By Judith G. Fales

Leaders from UB Jacobs School of Medicine, UB Baldy Center for Law and Social Policy, WNY Coalition for Reproductive Justice, UB Law School, UB Gender Institute, Erie County Department of Health, Buffalo Women Services, and WNY Coalition for Reproductive Justice recently discussed how laws, court decisions, and public health deficiencies result in poorer health care, especially for women of color.

According to WebMD, reproductive health justice requires the ability to control your own body, choose to have or not have children, how you will have children, and be able to care for your children in a healthy and safe community.

Loretta Ross, Smith College professor and co-creator of the theory of reproductive justice, discussed the implications of having each state make decisions regarding a woman’s reproductive choices, noting that since legislatures are 81% White and 71% male, the decisions often disproportionately harm women of color.

Dr. Sarah Berga, UB Professor and Chair of the Department of Obstetrics and Gynecology, said that allowing different states to decide women’s reproductive choices will impact physicians’ training and desire to practice in those states. For example, some state laws restrict gender-affirming care and limit prenatal genetic testing. As a result, Dr. Berga believes that OB-GYNs will be reluctant to practice in a state that restricts care, which will lead to reproductive care deserts where women will need to travel great distances to receive care. Lynn Paltrow, JD, founder of Pregnancy Justice, says some state laws will even impact women who will be subject to criminal prosecution for seeking care outside of their state.

The term reproductive justice was created in 1994 by Black women activists who felt they were not included in the reproductive rights movement. Professor Ross is committed to a 21st century of human rights, instead of war and violence, and to combatting our nation’s unequal distribution of health resources. She points out that maternal mortality has decreased 30% worldwide, but the U.S. ranks 55th worldwide. Also, Black mothers in New York state are 2.5 times more likely to die of, and less likely to be diagnosed and treated for, depression than White mothers. While New York ranks 4th best nationally for infant mortality, the U.S. ranks 50th worldwide. 5.6 deaths per 1,000 babies in WNY (higher than downstate).

The good news is that the use of midwives and doulas to perform deliveries, provide pre- and post-natal care, and emotional support has resulted in a nearly 53% decrease in caesarean sections.

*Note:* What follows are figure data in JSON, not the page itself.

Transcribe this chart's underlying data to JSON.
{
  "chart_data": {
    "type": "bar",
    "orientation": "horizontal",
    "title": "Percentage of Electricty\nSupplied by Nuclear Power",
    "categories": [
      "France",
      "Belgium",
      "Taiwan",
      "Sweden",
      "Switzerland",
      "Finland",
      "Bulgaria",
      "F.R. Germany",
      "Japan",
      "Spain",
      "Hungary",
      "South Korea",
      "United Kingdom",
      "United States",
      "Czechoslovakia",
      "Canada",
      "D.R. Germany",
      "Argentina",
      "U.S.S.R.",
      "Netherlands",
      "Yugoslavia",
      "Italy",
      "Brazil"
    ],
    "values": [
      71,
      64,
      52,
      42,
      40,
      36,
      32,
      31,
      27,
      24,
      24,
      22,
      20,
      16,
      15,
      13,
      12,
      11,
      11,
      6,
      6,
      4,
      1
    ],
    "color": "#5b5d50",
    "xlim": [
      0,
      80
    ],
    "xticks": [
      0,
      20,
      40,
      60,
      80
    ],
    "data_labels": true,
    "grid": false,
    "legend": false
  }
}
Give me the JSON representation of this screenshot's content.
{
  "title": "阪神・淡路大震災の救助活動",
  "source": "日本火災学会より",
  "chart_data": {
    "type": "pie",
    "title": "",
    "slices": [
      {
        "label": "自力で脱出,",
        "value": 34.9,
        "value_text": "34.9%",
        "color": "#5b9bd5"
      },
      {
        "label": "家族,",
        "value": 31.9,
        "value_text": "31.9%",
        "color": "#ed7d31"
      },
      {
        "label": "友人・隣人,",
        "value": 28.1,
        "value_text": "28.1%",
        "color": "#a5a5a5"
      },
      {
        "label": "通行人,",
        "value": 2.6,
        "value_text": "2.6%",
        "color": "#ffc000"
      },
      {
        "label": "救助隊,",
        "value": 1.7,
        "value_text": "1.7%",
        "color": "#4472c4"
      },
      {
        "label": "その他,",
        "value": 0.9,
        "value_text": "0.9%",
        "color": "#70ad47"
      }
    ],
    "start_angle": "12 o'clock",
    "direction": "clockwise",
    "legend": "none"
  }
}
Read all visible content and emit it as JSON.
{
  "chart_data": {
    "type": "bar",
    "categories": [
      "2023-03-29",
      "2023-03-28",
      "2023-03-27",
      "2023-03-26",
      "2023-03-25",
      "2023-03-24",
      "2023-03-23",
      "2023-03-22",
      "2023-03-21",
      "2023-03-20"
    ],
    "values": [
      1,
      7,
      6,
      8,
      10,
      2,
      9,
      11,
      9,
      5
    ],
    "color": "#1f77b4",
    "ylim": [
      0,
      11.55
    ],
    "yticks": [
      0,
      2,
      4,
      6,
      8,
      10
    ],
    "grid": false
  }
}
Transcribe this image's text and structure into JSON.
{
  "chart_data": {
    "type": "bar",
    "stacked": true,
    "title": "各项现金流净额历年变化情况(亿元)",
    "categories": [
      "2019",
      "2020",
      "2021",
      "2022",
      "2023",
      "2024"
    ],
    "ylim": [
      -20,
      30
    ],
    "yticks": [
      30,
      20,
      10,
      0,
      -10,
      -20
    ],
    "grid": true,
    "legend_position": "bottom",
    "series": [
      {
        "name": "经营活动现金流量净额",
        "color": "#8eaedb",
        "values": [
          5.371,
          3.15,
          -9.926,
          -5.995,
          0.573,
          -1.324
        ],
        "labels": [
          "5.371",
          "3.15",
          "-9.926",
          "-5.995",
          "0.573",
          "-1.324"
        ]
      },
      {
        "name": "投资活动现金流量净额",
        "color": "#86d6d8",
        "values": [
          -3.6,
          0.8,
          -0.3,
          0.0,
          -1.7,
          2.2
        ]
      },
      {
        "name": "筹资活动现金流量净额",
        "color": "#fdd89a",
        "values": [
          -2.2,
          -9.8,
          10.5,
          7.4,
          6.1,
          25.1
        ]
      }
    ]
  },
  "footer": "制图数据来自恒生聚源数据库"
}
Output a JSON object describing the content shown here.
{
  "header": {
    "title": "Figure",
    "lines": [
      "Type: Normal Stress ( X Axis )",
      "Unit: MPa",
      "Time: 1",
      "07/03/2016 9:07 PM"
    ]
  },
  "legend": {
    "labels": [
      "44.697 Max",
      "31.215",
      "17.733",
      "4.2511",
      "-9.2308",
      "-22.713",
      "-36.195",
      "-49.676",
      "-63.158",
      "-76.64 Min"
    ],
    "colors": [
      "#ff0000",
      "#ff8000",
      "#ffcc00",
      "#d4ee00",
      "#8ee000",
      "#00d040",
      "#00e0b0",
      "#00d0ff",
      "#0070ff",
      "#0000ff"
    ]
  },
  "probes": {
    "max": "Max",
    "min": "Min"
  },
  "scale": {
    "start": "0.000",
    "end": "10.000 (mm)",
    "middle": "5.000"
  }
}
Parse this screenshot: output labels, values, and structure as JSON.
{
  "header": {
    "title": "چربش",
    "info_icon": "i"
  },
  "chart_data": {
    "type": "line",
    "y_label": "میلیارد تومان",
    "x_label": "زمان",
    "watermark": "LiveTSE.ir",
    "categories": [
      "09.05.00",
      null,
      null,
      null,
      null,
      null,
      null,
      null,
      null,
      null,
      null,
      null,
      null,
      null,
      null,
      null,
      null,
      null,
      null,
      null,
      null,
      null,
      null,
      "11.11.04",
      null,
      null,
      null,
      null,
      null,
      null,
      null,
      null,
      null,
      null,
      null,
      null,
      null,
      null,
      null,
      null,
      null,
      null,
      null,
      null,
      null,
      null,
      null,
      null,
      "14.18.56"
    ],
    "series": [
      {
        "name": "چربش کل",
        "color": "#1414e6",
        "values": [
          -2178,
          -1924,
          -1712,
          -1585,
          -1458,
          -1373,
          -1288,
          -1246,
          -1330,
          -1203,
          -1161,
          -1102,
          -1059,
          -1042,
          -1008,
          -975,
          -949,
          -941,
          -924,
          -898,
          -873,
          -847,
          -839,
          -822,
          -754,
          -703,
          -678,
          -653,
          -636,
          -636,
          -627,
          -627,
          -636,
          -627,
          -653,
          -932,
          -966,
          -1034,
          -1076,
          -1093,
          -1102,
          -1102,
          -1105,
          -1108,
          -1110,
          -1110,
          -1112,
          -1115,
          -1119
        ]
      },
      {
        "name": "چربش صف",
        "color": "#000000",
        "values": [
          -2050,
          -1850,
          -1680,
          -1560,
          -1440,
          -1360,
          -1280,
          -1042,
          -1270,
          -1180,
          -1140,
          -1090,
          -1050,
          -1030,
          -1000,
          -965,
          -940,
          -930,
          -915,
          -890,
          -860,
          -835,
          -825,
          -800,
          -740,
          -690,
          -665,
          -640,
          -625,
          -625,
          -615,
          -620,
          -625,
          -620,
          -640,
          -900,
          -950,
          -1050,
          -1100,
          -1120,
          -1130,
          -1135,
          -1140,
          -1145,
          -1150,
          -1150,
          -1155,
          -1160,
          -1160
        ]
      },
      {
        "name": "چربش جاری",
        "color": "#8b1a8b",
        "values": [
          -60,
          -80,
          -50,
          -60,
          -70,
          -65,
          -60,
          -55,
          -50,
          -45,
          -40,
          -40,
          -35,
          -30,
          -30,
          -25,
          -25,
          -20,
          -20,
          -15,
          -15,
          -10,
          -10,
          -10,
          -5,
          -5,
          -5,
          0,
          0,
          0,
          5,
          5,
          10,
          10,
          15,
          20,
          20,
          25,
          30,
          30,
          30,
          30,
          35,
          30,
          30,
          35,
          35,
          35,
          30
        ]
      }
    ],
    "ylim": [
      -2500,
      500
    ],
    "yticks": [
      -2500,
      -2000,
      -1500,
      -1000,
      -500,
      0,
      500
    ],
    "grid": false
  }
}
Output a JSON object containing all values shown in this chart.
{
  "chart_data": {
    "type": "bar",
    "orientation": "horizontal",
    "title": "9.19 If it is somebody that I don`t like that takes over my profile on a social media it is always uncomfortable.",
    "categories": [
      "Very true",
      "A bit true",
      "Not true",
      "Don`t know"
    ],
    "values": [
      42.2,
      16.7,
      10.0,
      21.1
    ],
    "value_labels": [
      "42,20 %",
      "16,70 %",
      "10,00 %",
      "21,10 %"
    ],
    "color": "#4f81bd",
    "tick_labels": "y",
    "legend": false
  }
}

However, states that refuse to expand Medicaid have seen an increase in the disparity of care between the wealthy and poor, and a decrease in hospitals providing OB/GYN care.

Factors contributing to deficient care include lack of reliable public transportation, opposition to doulas, laws inhibiting free-standing birth centers, and racial inequities.

Everyone agreed that improved healthcare services for women of color requires an expansion of maternal care in primary care settings, and a well-functioning public health system to deter dependence on emergency departments.